Statoil ASA, one of a handful of energy producers planning to drill in U.S. arctic waters off the coast of Alaska, doesn’t expect to produce crude in the region before 2020, the company’s head of North American operations said.

State-controlled Statoil isn’t counting on output from the Alaskan arctic to meet its goal of producing the equivalent of 500,000 barrels a day of oil in North America by 2020, Bill Maloney, executive vice president of Statoil’s North American exploration and production business, said today in an interview taped for Bloomberg Television’s “Street Smart.”

“We put a pause on Alaska,” Maloney said in the interview at the IHS CeraWeek energy conference in Houston today. “We don’t count on any arctic production in the prognosis of production.”

Royal Dutch Shell Plc. abandoned plans to drill in the region this year after one of the company’s two rigs ran aground and it failed to get a U.S. permit in time for drilling season. Statoil plans to await further results from Shell and may postpone drilling until 2015, the company has said.

“I think we all agree it’s wise to learn from each other,” Tim Dodson, Stavanger, Norway-based Statoil’s executive vice president of exploration, said in an interview yesterday. “It’s better to let time work for you rather than against you.”

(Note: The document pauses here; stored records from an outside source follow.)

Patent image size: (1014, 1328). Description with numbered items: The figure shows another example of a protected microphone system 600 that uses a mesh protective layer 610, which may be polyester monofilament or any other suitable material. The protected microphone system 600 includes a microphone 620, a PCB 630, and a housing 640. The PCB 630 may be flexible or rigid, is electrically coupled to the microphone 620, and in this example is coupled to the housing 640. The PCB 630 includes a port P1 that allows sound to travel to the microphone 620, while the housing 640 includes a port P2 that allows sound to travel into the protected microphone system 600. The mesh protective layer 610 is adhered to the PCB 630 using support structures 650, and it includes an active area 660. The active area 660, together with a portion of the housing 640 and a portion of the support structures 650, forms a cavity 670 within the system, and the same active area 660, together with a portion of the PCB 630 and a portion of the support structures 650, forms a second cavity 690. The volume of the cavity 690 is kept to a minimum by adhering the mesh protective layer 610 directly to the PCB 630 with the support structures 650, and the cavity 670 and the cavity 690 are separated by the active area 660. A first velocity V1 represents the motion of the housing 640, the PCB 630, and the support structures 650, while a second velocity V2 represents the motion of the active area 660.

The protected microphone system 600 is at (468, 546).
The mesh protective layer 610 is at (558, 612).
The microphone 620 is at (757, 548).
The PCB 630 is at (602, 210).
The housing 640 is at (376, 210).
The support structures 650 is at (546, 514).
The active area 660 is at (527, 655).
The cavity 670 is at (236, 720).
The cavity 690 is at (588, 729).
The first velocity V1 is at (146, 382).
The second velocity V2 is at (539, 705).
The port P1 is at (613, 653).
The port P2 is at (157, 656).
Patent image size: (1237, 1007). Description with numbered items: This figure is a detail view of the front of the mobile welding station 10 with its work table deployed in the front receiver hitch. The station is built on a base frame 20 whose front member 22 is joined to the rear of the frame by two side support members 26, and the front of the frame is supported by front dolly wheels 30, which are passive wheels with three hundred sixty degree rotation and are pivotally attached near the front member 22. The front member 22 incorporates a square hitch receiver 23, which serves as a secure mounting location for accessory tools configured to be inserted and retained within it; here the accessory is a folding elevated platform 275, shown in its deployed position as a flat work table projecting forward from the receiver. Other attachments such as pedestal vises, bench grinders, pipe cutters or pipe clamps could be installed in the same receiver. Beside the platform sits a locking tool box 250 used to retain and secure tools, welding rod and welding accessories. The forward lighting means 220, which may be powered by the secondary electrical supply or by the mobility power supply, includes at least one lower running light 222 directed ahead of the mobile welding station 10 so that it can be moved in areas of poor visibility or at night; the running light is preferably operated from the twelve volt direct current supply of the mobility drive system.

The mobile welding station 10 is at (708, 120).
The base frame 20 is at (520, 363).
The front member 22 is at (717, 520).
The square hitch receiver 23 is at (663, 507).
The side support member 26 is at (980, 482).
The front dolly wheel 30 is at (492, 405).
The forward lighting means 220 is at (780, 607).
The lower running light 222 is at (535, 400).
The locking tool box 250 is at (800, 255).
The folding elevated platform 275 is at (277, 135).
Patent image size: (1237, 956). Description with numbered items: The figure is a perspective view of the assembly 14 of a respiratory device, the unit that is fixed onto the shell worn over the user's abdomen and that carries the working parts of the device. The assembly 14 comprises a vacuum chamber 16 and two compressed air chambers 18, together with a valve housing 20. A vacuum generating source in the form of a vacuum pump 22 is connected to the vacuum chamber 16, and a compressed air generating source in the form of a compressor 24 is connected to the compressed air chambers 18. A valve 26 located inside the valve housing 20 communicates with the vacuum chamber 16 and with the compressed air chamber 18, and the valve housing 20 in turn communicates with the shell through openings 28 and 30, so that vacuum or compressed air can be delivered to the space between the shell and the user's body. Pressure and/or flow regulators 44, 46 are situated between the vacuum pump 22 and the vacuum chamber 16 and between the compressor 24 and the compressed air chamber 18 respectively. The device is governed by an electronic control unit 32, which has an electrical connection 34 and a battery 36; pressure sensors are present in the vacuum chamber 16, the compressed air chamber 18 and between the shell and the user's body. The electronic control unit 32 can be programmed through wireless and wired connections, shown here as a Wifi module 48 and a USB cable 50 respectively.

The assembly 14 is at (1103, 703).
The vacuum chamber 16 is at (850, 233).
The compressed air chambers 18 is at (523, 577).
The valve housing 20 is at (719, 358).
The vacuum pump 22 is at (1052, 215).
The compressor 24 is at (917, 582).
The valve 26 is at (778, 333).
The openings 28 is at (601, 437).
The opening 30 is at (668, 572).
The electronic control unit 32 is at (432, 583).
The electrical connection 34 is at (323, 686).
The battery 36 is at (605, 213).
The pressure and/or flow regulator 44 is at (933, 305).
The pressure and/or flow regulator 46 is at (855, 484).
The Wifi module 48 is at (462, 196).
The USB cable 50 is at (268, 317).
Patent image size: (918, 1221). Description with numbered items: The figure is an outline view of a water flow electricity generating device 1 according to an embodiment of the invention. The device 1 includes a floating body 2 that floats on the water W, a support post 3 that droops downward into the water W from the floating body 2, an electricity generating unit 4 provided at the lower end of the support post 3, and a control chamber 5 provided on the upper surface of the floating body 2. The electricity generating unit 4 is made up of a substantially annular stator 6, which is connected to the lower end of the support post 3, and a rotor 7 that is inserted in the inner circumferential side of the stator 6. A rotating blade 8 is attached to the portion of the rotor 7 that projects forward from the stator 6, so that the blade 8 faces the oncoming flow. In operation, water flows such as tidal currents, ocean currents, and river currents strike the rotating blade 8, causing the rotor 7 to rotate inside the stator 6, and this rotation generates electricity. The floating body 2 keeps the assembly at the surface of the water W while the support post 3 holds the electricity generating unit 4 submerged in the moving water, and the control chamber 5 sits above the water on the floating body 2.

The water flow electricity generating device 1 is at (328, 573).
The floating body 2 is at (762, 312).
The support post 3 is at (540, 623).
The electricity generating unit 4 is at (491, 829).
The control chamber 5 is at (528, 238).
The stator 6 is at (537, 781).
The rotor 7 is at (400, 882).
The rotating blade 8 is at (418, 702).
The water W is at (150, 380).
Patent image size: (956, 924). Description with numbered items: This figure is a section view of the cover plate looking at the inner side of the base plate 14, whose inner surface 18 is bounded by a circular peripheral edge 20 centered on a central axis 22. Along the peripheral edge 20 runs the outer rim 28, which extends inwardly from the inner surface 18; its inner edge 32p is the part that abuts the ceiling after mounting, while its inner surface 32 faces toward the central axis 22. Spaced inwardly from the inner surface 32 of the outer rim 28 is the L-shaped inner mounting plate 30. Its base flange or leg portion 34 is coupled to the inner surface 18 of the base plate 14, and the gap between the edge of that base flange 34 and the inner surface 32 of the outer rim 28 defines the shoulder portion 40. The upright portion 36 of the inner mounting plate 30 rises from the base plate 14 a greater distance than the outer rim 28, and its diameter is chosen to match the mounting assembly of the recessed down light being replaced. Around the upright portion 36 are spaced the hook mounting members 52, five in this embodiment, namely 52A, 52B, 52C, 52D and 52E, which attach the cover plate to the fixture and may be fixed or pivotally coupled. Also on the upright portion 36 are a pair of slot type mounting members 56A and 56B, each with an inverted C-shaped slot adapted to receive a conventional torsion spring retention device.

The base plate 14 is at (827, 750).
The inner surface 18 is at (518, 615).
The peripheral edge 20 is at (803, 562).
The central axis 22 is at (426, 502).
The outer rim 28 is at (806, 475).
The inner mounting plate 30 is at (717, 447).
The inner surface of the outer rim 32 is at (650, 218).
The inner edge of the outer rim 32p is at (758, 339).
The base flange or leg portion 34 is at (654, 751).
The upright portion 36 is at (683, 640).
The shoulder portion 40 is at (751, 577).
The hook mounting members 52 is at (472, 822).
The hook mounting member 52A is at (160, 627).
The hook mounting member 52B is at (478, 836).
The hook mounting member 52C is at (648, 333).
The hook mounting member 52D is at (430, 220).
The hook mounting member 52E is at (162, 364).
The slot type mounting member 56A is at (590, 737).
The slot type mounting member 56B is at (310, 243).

Statoil has developed positive relationships with U.S. regulators as it plans to more than double its North American production by 2020, Maloney said in the Bloomberg Television interview. The company is producing an average of the equivalent of 195,000 barrels a day of oil and natural gas in the Gulf of Mexico and owns interests in onshore areas from North Dakota to Pennsylvania, Maloney said.